La recuperación postpandemia ha sido lenta y las brechas de aprendizaje con países desarrollados persisten

El caso de Chile es revelador. La Ley de Subvención Escolar Preferencial (SEP) chilena no solo moviliza recursos; los distribuye con precisión quirúrgica. Asigna aproximadamente un 70% más presupuesto por cada estudiante vulnerable, usando datos socioeconómicos actualizados alumno por alumno, escuela por escuela. El resultado: Chile redujo considerablemente la brecha de aprendizaje entre los estudiantes más ricos y los más pobres en 0,42 desviaciones estándar. Más impresionante aún: el Congreso chileno no discute ningún proyecto educativo sin análisis de datos. La evidencia es la que guía las decisiones.
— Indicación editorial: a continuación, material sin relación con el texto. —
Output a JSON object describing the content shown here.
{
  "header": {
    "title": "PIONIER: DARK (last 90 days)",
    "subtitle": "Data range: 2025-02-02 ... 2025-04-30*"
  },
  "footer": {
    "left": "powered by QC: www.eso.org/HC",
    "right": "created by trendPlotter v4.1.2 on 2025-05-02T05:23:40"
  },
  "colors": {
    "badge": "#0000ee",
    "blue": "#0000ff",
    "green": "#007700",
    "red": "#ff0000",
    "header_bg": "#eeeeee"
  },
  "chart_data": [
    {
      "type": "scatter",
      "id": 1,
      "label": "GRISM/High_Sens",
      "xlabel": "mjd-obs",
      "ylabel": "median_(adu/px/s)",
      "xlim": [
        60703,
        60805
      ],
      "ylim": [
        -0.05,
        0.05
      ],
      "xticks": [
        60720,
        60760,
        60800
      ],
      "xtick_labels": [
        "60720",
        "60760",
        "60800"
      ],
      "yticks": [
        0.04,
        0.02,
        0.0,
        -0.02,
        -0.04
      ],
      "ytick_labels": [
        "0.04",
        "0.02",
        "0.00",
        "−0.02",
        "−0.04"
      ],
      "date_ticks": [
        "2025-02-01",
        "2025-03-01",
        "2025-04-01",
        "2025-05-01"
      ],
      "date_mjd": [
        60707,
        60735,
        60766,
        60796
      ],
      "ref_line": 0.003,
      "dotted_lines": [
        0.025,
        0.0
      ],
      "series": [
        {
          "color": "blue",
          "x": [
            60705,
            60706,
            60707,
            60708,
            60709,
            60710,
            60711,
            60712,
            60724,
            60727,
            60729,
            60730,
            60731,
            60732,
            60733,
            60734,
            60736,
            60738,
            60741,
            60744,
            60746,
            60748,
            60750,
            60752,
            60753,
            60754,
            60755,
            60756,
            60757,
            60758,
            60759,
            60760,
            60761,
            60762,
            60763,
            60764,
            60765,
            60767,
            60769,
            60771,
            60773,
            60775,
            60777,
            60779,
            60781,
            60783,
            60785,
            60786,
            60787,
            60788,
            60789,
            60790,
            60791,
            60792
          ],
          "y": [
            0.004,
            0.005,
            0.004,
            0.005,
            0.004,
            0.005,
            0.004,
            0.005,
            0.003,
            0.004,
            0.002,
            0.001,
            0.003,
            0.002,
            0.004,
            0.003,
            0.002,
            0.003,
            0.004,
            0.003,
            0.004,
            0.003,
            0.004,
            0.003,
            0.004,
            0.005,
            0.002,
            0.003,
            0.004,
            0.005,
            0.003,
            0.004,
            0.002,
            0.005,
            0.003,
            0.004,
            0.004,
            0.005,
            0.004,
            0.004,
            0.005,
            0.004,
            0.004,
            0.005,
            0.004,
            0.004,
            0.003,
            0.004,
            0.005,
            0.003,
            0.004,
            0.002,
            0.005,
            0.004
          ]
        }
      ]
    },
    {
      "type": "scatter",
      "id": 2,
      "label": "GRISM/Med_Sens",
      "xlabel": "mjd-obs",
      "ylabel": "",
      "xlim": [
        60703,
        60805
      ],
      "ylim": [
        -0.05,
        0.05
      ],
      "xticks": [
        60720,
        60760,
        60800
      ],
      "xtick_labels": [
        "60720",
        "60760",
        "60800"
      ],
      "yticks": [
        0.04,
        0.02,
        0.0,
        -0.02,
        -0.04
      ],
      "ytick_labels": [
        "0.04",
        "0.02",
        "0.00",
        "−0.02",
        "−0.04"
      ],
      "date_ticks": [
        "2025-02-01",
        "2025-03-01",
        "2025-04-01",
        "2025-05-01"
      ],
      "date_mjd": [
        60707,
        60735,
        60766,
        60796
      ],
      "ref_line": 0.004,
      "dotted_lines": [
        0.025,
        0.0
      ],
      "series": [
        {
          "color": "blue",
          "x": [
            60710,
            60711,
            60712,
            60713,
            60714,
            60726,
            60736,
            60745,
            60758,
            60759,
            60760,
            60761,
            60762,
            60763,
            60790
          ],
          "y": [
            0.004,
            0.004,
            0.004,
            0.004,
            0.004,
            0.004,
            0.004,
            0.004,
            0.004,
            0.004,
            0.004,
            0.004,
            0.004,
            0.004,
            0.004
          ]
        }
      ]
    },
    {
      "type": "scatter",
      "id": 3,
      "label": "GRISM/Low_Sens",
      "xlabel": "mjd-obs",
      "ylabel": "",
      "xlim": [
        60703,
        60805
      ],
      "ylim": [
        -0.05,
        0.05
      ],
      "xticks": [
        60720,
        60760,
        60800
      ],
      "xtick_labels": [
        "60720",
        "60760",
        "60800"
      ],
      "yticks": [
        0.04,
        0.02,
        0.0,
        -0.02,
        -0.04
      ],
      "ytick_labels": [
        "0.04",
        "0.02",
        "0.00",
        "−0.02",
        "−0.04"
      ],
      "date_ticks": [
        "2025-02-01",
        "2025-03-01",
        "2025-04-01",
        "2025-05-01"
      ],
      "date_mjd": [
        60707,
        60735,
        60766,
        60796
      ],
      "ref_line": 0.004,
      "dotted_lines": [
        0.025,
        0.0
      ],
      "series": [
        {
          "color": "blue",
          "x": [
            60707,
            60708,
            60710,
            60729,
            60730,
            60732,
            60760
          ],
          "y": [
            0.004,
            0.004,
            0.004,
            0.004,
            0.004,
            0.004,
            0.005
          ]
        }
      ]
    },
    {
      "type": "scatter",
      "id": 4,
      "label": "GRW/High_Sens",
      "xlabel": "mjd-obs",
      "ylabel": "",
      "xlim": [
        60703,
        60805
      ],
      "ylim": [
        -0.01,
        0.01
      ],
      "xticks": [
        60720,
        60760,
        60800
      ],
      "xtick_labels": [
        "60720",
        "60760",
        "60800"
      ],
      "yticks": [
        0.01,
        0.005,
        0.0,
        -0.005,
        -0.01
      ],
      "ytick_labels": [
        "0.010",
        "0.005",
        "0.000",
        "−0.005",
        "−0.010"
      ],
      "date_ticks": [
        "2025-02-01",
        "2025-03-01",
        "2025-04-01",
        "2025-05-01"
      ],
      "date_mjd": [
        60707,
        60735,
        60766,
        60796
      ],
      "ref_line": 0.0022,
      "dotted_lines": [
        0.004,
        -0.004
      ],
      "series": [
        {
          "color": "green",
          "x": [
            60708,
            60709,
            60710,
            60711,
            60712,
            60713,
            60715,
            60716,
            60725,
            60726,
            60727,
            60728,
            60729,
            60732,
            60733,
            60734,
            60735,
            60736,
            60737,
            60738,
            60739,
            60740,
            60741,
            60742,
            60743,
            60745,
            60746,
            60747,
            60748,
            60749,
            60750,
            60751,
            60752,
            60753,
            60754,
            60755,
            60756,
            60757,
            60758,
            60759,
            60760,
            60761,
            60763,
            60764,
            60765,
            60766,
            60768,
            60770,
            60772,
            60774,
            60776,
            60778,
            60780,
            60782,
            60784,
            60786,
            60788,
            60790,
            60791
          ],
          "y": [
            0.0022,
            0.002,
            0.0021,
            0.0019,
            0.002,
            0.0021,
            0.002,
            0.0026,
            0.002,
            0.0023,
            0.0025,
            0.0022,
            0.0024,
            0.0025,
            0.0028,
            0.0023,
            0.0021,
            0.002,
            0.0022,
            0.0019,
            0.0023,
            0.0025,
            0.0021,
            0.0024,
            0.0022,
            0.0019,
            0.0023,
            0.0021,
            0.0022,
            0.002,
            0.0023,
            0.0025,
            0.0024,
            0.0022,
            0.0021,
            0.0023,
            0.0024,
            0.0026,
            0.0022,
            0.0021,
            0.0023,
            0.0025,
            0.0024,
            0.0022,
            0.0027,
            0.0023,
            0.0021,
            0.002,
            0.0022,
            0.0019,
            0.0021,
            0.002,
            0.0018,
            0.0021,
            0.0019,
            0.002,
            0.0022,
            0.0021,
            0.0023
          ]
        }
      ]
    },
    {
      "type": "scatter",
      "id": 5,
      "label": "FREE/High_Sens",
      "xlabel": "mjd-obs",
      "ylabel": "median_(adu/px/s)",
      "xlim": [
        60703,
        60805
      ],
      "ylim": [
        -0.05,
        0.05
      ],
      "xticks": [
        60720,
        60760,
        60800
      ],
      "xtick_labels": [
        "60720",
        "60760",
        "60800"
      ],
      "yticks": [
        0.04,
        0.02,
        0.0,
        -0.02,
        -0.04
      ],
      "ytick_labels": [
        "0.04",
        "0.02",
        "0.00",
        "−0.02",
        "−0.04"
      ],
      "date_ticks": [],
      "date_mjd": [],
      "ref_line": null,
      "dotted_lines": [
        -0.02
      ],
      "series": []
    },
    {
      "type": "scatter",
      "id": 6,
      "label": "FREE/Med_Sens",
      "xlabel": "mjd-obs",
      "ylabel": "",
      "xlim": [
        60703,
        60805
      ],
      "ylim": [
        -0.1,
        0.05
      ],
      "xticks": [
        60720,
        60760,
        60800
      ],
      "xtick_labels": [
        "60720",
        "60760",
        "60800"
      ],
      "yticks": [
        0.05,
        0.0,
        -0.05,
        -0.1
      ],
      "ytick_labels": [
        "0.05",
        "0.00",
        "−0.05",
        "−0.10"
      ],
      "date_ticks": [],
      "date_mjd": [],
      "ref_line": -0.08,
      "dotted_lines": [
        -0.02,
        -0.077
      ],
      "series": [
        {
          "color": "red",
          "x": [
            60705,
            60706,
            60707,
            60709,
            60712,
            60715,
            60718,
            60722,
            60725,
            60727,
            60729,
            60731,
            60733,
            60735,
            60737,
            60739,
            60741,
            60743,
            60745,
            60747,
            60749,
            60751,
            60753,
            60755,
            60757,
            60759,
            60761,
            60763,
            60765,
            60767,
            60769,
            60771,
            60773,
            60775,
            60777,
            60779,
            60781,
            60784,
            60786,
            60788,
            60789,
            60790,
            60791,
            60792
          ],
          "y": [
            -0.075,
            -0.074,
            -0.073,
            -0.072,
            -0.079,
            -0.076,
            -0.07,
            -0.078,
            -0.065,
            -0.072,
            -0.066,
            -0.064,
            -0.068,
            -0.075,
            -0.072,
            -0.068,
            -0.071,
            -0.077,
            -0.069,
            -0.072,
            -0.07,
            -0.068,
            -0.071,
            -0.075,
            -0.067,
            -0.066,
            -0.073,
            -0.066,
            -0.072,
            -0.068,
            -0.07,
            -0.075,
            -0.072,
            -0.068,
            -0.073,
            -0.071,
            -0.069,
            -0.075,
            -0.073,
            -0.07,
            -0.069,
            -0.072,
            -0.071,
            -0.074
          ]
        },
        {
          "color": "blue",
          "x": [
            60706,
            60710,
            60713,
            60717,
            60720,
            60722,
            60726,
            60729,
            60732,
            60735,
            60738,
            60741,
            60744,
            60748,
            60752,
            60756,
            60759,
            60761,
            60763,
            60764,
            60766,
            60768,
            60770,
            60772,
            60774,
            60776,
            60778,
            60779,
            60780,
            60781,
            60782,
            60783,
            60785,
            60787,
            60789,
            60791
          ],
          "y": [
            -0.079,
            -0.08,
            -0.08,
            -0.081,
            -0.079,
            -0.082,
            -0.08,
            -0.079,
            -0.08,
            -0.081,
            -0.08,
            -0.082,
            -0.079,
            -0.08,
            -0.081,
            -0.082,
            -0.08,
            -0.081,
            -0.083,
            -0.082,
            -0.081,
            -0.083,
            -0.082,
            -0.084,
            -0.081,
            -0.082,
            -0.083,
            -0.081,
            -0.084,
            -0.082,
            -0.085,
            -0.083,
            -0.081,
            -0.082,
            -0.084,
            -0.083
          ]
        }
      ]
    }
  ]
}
Brasil ofrece otra lección fundamental con implicaciones globales: medir es mejorar. Con su censo escolar anual, evaluaciones públicas y portales transparentes de datos, Brasil creó un círculo virtuoso donde la información genera políticas y las políticas generan resultados medibles. No es casualidad que sea el único país de la región con mejora sostenida en PISA: 76 puntos en matemáticas en 20 años. Estados y municipios brasileños compiten públicamente por mejores indicadores educativos, transformando la transparencia en motor de cambio.

Costa Rica, en cambio, ilustra las consecuencias universales de descentralizar sin construir capacidades. Sus juntas escolares administran hasta el 25% del presupuesto—en teoría, una excelente práctica de autonomía local. En la realidad, el 90% de los miembros de estas juntas carece de formación universitaria; muchos, de hecho, solo tienen primaria. Ante esta falta de capacidad, el Gobierno responde con más regulación: procesos tan complejos que hasta comprar lechuga para el almuerzo escolar requiere proveedores especialmente acreditados. Resultado predecible: solo el 25% de las juntas ejecuta el 90% de los recursos, y los resultados en PISA llevan estancados 15 años.

Argentina presenta un caso particularmente complejo, pero también revelador para países con sistemas federales. Mantiene inversión educativa históricamente alta y su sistema de coparticipación transfiere recursos significativos a las provincias. Pero más del 90% del presupuesto llega con destino predefinido, dejando mínimo margen para innovación. Los indicadores reflejan estas tensiones: resultados estancados en PISA y 25% de deserción en secundaria.

Estos casos revelan una verdad incómoda pero universal: el gasto efectivo requiere alinear cuatro dimensiones fundamentales. Primero, movilizar recursos suficientes. Segundo, distribuirlos con criterios técnicos. Tercero, ejecutarlos efectivamente. Cuarto, monitorear transparentemente los resultados.

Necesitamos que ministerios de Educación y Finanzas trabajen juntos, que la evidencia guíe las decisiones, y que cada peso invertido se transforme en aprendizaje real

La buena noticia que documenta el libro es que las herramientas existentes han sido probadas. Desde las fórmulas de distribución chilenas hasta los sistemas de monitoreo brasileños, estas experiencias ofrecen lecciones no solo para América Latina sino también para cualquier sistema educativo que enfrente desafíos similares de eficiencia y equidad.

El momento es propicio. La crisis educativa postpandemia ha generado consenso global sobre la urgencia de reformas. Pero esta vez, no podemos conformarnos con más de lo mismo. Como detallamos en el libro, necesitamos que ministerios de Educación y Finanzas trabajen juntos, que la evidencia guíe las decisiones, y que cada peso invertido se transforme en aprendizaje real.

Porque al final, el coste de gastar mal no se mide en bolígrafos sobreespecificados o computadoras abandonadas. Se mide en generaciones que, como canta la banda de rock chilena Los Prisioneros, terminan “pateando piedras” porque el sistema les falló. Y ese es un coste que ningún país—en América Latina o el mundo—puede permitirse.